Yes, makes sense, @danbartl - let's fix things!
May I ask:
- could we separate out the changes to the notebook from the changes to the estimator? I.e., in a separate PR?
- can you explain why we are changing a datatype check here? That does not seem right (the
_check
file)#- I don't think we should change the valid index types and the checks in
validation.series
, this seems more like a hack and is impacting tests and contracts etc. Could you explain what you are doing there and why?- re pooling, would it not make sense to not do this in the
_sliding_window_transform
, and always do global pooling? Then control global/local in the class? Seems redundant, because both places do the same.- why do we need the change in
evaluate
? Should this also be a separate PR, and do we need to test it?- could we add a new test instead of changing the existing test?
@fkiraly
Regarding: 1. the changes depend on each other, so I would like to keep that here. Also the changes are really small, since only pooling = "global" is added Regarging: 2. 3. and 5. : moved to new PR https://github.com/sktime/sktime/pull/3509/, will explain there (currently not described) Regarding 6. no longer required (was left over from when pooling = "global" was default, which as explained was breaking
Regarding 4. I will comment later
re pooling, would it not make sense to not do this in the _sliding_window_transform, and always do global pooling? Then control global/local in the class? Seems redundant, because both places do the same.
@fkiraly
I do not understand this point. Currently the approach is the following:
- Is it a multi index and pooling="global"? => Use pandas notation to be able to use the instance information. Also apply transformers, when given
- Is it a multi index and pooling="local"? => Vecotrize and use numpy array. Transformers are not supported.

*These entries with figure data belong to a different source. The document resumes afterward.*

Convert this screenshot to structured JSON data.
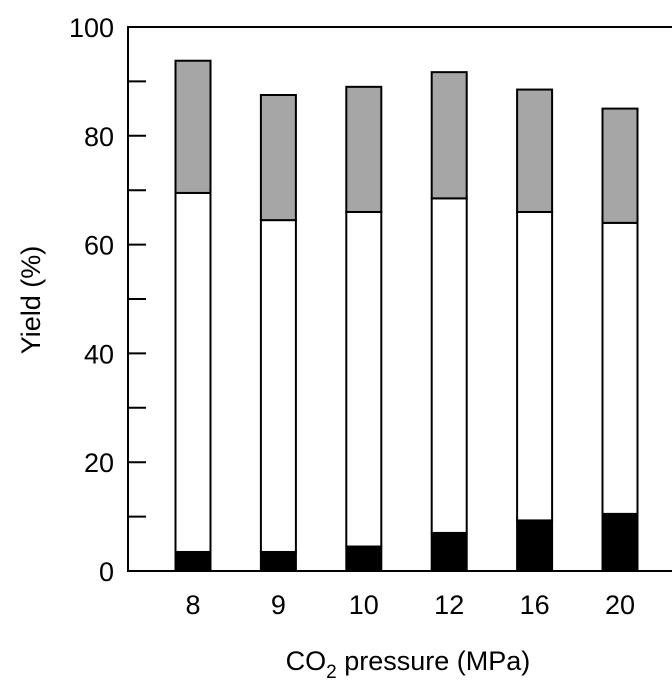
{
  "chart_data": {
    "type": "bar",
    "stacked": true,
    "categories": [
      "8",
      "9",
      "10",
      "12",
      "16",
      "20"
    ],
    "series": [
      {
        "values": [
          3.5,
          3.5,
          4.5,
          7,
          9.3,
          10.5
        ],
        "color": "#000000"
      },
      {
        "values": [
          66,
          61,
          61.5,
          61.5,
          56.7,
          53.5
        ],
        "color": "#ffffff"
      },
      {
        "values": [
          24.3,
          23,
          23,
          23.2,
          22.5,
          21
        ],
        "color": "#a6a6a6"
      }
    ],
    "xlabel": {
      "main": "CO",
      "sub": "2",
      "rest": " pressure (MPa)"
    },
    "ylabel": "Yield (%)",
    "ylim": [
      0,
      100
    ],
    "yticks": [
      "0",
      "20",
      "40",
      "60",
      "80",
      "100"
    ],
    "ytick_values": [
      0,
      20,
      40,
      60,
      80,
      100
    ],
    "minor_yticks": [
      10,
      30,
      50,
      70,
      90
    ],
    "grid": false,
    "legend": "none"
  }
}
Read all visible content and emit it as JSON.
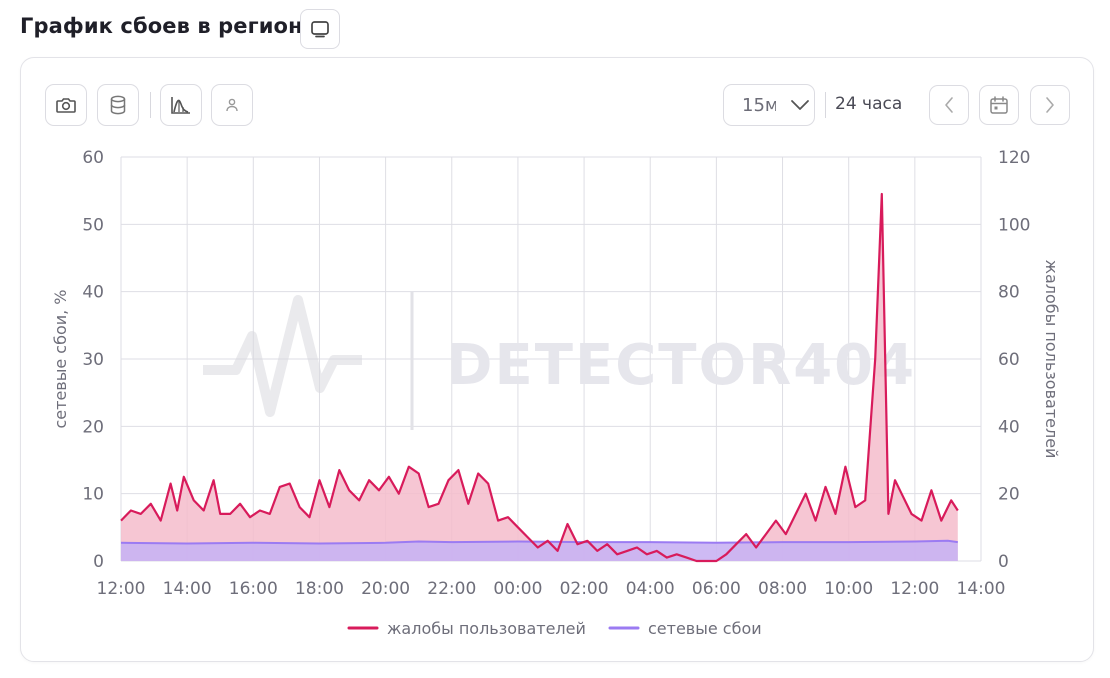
{
  "header": {
    "title": "График сбоев в регионе",
    "view_icon": "screen-icon"
  },
  "toolbar": {
    "buttons": [
      {
        "name": "camera",
        "icon": "camera-icon"
      },
      {
        "name": "database",
        "icon": "database-icon"
      },
      {
        "name": "chart-type",
        "icon": "chart-curve-icon"
      },
      {
        "name": "person",
        "icon": "person-icon"
      }
    ],
    "interval_select": {
      "value": "15м",
      "icon": "chevron-down-icon"
    },
    "range_label": "24 часа",
    "prev_icon": "chevron-left-icon",
    "calendar_icon": "calendar-icon",
    "next_icon": "chevron-right-icon"
  },
  "chart_data": {
    "type": "area",
    "watermark": "DETECTOR404",
    "x_ticks": [
      "12:00",
      "14:00",
      "16:00",
      "18:00",
      "20:00",
      "22:00",
      "00:00",
      "02:00",
      "04:00",
      "06:00",
      "08:00",
      "10:00",
      "12:00",
      "14:00"
    ],
    "x_range_hours": [
      0,
      26
    ],
    "y_left": {
      "label": "сетевые сбои, %",
      "ticks": [
        "0",
        "10",
        "20",
        "30",
        "40",
        "50",
        "60"
      ],
      "range": [
        0,
        60
      ]
    },
    "y_right": {
      "label": "жалобы пользователей",
      "ticks": [
        "0",
        "20",
        "40",
        "60",
        "80",
        "100",
        "120"
      ],
      "range": [
        0,
        120
      ]
    },
    "grid": true,
    "legend_position": "bottom",
    "series": [
      {
        "name": "жалобы пользователей",
        "axis": "right",
        "color": "#d81b5b",
        "fill": "#f5bccb",
        "hours": [
          0,
          0.3,
          0.6,
          0.9,
          1.2,
          1.5,
          1.7,
          1.9,
          2.2,
          2.5,
          2.8,
          3.0,
          3.3,
          3.6,
          3.9,
          4.2,
          4.5,
          4.8,
          5.1,
          5.4,
          5.7,
          6.0,
          6.3,
          6.6,
          6.9,
          7.2,
          7.5,
          7.8,
          8.1,
          8.4,
          8.7,
          9.0,
          9.3,
          9.6,
          9.9,
          10.2,
          10.5,
          10.8,
          11.1,
          11.4,
          11.7,
          12.0,
          12.3,
          12.6,
          12.9,
          13.2,
          13.5,
          13.8,
          14.1,
          14.4,
          14.7,
          15.0,
          15.3,
          15.6,
          15.9,
          16.2,
          16.5,
          16.8,
          17.1,
          17.4,
          17.7,
          18.0,
          18.3,
          18.6,
          18.9,
          19.2,
          19.5,
          19.8,
          20.1,
          20.4,
          20.7,
          21.0,
          21.3,
          21.6,
          21.9,
          22.2,
          22.5,
          22.8,
          23.0,
          23.2,
          23.4,
          23.6,
          23.9,
          24.2,
          24.5,
          24.8,
          25.1,
          25.3
        ],
        "values": [
          12,
          15,
          14,
          17,
          12,
          23,
          15,
          25,
          18,
          15,
          24,
          14,
          14,
          17,
          13,
          15,
          14,
          22,
          23,
          16,
          13,
          24,
          16,
          27,
          21,
          18,
          24,
          21,
          25,
          20,
          28,
          26,
          16,
          17,
          24,
          27,
          17,
          26,
          23,
          12,
          13,
          10,
          7,
          4,
          6,
          3,
          11,
          5,
          6,
          3,
          5,
          2,
          3,
          4,
          2,
          3,
          1,
          2,
          1,
          0,
          0,
          0,
          2,
          5,
          8,
          4,
          8,
          12,
          8,
          14,
          20,
          12,
          22,
          14,
          28,
          16,
          18,
          60,
          109,
          14,
          24,
          20,
          14,
          12,
          21,
          12,
          18,
          15
        ],
        "peak": 109
      },
      {
        "name": "сетевые сбои",
        "axis": "left",
        "color": "#9b7bf2",
        "fill": "#c9b3f3",
        "hours": [
          0,
          2,
          4,
          6,
          8,
          9,
          10,
          12,
          14,
          16,
          18,
          20,
          22,
          24,
          25,
          25.3
        ],
        "values": [
          2.7,
          2.6,
          2.7,
          2.6,
          2.7,
          2.9,
          2.8,
          2.9,
          2.8,
          2.8,
          2.7,
          2.8,
          2.8,
          2.9,
          3.0,
          2.8
        ]
      }
    ]
  }
}
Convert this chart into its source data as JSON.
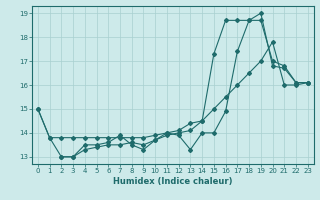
{
  "xlabel": "Humidex (Indice chaleur)",
  "xlim": [
    -0.5,
    23.5
  ],
  "ylim": [
    12.7,
    19.3
  ],
  "yticks": [
    13,
    14,
    15,
    16,
    17,
    18,
    19
  ],
  "xticks": [
    0,
    1,
    2,
    3,
    4,
    5,
    6,
    7,
    8,
    9,
    10,
    11,
    12,
    13,
    14,
    15,
    16,
    17,
    18,
    19,
    20,
    21,
    22,
    23
  ],
  "bg_color": "#cdeaea",
  "grid_color": "#a8d0d0",
  "line_color": "#1e6b6b",
  "series1_x": [
    0,
    1,
    2,
    3,
    4,
    5,
    6,
    7,
    8,
    9,
    10,
    11,
    12,
    13,
    14,
    15,
    16,
    17,
    18,
    19,
    20,
    21,
    22,
    23
  ],
  "series1_y": [
    15.0,
    13.8,
    13.8,
    13.8,
    13.8,
    13.8,
    13.8,
    13.8,
    13.8,
    13.8,
    13.9,
    14.0,
    14.1,
    14.4,
    14.5,
    17.3,
    18.7,
    18.7,
    18.7,
    18.7,
    17.0,
    16.8,
    16.1,
    16.1
  ],
  "series2_x": [
    2,
    3,
    4,
    5,
    6,
    7,
    8,
    9,
    10,
    11,
    12,
    13,
    14,
    15,
    16,
    17,
    18,
    19,
    20,
    21,
    22,
    23
  ],
  "series2_y": [
    13.0,
    13.0,
    13.5,
    13.5,
    13.6,
    13.9,
    13.5,
    13.3,
    13.7,
    14.0,
    13.9,
    13.3,
    14.0,
    14.0,
    14.9,
    17.4,
    18.7,
    19.0,
    16.8,
    16.7,
    16.1,
    16.1
  ],
  "series3_x": [
    0,
    1,
    2,
    3,
    4,
    5,
    6,
    7,
    8,
    9,
    10,
    11,
    12,
    13,
    14,
    15,
    16,
    17,
    18,
    19,
    20,
    21,
    22,
    23
  ],
  "series3_y": [
    15.0,
    13.8,
    13.0,
    13.0,
    13.3,
    13.4,
    13.5,
    13.5,
    13.6,
    13.5,
    13.7,
    13.9,
    14.0,
    14.1,
    14.5,
    15.0,
    15.5,
    16.0,
    16.5,
    17.0,
    17.8,
    16.0,
    16.0,
    16.1
  ]
}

So I do not understand how we could avoid specifying pooling at class and function level, since due to the multiindex there is a fundamentally different approach for global models.
re pooling, would it not make sense to not do this in the _sliding_window_transform, and always do global pooling? Then control global/local in the class? Seems redundant, because both places do the same.
I do not understand this point. Currently the approach is the following:
- Is it a multi index and pooling="global"? => Use pandas notation to be able to use the instance information. Also apply transformers, when given
- Is it a multi index and pooling="local"? => Vecotrize and use numpy array. Transformers are not supported.
So I do not understand how we could avoid specifying pooling at class and function level, since due to the multiindex there is a fundamentally different approach for global models.
The point is, sktime
transformers already automatically vectorize under certain circumstances, so I would control vectorization at the tag level (like in my prototype) rather than inside the transformer, this duplicates the vectorization functionality, and also prevents use of transformers.
@fkiraly
-
could you kindly explain why there are changes in the X/y pickle files and what these are? => Frequency got lost in pandas 1.5.0
-
reducer changes look mostly ok for me, althouhg I would prefer that it is tested. E.g., please add at least one pooling="global" case to get_test_params. => As discussed it is tested in test_reduce_global (and now also in test_reduce)
-
it looks like the (untested) "global" case violates sklearn interface assumption and would fail in the tests: estimator parameters should never be changed after init, but transformers is changed in the None case, for instance. can you explain the change in _get_shifted_window from +1 to +2? Why does this change at all, it does not seem to relate to > the content change. => That was a bug that was discovered when I compared model outputs to hardcoded results (like is done in test_reduce.py). It is fixed now, and also tested for.
I'll leave this open for now in case someone else still wants to review this (following the discussion last week), otherwise I'll move it in when it is time for the next release.